Wednesday, January 23, 2008

Embassy events and Timkat

Work: I was happy when I found out there was going to be a business lunch for a few people from the University to meet the reigional information officer who was arriving from Nairobi. They had invited some other librarians as well and we had a good informal discussion. Later, I found out that the new Public Affairs Counsel, Michael, would visit our library next month with some other new embassy staff. I have met with Michael a few times and he seems great for the position and hope he can help the university library in any way possible.

I have decided to hold database review twice a week with the librarians here. Since my time is now limited, I want to do as much as I can and make the best use of my time.

The President of Ethiopia arrived on our campus and our office building last Thursday to have some meetings with the AAU President. I was told not to come to work in the morning due to security issues.

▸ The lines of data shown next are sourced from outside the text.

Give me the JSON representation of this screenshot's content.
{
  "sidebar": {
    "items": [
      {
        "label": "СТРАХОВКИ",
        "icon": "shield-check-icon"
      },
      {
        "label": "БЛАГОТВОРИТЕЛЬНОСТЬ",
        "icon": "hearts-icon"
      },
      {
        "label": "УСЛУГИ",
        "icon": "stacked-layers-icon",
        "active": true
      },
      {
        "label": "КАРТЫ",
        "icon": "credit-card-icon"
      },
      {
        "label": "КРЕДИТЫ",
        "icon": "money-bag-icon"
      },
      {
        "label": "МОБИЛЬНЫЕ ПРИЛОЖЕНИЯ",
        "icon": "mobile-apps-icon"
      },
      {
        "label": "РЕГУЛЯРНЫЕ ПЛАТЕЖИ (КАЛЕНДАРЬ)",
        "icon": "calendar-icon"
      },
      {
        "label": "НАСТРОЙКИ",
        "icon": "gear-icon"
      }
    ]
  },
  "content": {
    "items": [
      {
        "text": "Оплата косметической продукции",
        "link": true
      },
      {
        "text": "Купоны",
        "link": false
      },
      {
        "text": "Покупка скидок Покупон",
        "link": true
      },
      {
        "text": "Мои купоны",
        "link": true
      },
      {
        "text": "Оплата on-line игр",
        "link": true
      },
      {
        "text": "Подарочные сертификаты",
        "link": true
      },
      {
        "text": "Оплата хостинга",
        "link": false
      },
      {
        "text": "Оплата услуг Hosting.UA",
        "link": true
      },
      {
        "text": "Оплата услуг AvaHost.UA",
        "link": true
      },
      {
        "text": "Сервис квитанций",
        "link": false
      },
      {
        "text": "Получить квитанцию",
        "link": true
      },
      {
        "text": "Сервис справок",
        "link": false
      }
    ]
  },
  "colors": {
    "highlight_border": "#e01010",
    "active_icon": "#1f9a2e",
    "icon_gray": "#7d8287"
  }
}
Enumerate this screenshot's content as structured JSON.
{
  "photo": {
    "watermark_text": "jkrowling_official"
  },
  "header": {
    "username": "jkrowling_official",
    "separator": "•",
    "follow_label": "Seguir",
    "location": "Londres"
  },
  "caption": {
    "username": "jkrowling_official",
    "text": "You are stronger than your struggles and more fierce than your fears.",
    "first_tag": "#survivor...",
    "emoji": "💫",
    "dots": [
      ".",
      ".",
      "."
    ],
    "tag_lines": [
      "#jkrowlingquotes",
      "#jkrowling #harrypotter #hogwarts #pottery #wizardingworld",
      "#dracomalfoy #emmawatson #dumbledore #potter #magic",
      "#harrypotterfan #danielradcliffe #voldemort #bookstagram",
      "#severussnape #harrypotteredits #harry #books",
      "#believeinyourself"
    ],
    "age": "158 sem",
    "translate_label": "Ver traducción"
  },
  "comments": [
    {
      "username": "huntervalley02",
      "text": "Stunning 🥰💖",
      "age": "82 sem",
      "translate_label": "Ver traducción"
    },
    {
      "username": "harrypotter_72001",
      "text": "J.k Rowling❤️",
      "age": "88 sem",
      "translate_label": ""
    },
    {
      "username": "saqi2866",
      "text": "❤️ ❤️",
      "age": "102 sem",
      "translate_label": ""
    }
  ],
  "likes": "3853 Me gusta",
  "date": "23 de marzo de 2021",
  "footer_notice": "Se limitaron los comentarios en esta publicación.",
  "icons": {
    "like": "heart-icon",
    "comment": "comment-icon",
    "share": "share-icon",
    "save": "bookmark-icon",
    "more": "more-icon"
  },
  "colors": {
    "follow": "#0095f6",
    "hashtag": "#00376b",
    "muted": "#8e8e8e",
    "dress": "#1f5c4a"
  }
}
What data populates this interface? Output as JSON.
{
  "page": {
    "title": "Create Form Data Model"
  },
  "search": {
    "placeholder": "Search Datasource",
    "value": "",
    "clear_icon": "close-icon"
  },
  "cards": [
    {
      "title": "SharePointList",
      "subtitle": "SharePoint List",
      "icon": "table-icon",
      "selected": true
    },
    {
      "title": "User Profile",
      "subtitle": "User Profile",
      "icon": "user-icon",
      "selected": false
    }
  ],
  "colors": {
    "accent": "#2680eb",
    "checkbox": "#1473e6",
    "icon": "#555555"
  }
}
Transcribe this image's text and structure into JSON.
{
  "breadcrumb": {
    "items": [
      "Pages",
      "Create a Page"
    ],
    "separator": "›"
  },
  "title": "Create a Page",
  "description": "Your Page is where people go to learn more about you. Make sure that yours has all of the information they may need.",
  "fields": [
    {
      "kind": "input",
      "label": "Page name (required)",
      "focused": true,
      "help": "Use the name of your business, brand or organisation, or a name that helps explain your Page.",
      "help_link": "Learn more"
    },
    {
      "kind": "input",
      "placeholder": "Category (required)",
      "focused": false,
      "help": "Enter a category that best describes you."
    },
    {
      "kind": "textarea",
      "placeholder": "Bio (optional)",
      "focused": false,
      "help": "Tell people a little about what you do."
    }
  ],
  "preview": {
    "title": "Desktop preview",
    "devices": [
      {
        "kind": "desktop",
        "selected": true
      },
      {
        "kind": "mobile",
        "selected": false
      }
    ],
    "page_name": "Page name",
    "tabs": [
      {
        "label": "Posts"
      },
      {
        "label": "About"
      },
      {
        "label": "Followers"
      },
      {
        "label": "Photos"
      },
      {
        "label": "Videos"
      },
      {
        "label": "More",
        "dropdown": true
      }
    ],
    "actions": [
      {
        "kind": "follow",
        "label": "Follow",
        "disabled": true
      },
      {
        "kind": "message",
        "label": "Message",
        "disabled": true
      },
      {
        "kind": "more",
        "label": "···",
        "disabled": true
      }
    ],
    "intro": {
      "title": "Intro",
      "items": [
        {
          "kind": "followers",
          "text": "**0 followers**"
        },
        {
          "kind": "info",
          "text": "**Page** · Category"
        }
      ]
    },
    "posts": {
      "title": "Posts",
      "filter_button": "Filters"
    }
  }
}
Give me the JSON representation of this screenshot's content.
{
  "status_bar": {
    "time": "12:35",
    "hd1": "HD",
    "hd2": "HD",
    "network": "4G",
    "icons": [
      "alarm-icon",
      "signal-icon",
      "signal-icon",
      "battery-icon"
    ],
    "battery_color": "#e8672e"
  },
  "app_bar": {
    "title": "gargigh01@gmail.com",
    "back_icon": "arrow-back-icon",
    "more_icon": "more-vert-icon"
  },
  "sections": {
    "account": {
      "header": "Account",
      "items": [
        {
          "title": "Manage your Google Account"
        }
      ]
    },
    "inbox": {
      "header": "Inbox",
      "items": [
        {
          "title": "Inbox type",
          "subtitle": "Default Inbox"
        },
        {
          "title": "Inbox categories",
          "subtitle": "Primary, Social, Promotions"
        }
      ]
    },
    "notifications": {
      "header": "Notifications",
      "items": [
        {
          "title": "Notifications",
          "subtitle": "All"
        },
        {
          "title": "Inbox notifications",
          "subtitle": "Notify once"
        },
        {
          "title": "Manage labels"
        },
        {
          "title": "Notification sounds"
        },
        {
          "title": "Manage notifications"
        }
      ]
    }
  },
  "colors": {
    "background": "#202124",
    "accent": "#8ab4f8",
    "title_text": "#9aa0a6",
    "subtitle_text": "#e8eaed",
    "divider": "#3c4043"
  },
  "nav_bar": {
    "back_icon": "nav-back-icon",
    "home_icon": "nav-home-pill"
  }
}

Other: Timkat, the Ephiphany in the Christian calendar, fell on Saturday and Sunday. Behailu (a colleague from the Kennedy Library) and a friend of his invited me to accompany them to Jan Mada in Addis on Sunday. It took awhile for the mini-bus to show up as there was not much traffic. We walked to this nearby field and saw a huge procession. Along the way there would be dancing groups. Young men with skinny long poles painted up would join a circle and sing and dance. In a very similar fashion would be fewer women dancers. In the background were the familiar church drums and percussive sistrum instruments. Vendors were selling everything from kollo or roasted barley to hats and visors, cross necklaces, sticks of sugar cane and much more. It was jam packed with church people, tourists and pickpockets here and there. Earlier, the crowd had been blessed with holy water. A unique part of this Ethiopian ceremony is that each church has a tabot or ark. The brocaded priest carries this covered tabot on his head the previous day to the field. They pray and sing all night (and broadcast it with microphones into the neighborhoods) and then around lunch time begin to move back to their respective churches. They also bring out their special processional crosses which are often gold or silver, numerous deacons, priests, nuns, monks, Sunday school students and more who sing and dance to the church music. It is a very colorful and festive day and in Ethiopia is probably more important that Christmas day. After viewing all this, we had tibs or grilled meat nearby and then I headed home. On the way back I found someone had tried to slit my cloth market bag but were unsuccessful in stealing my bottled water and umbrella. To and from Timkat I saw people who had purchased sheep to help celebrate this holiday and were carrying these live animals home.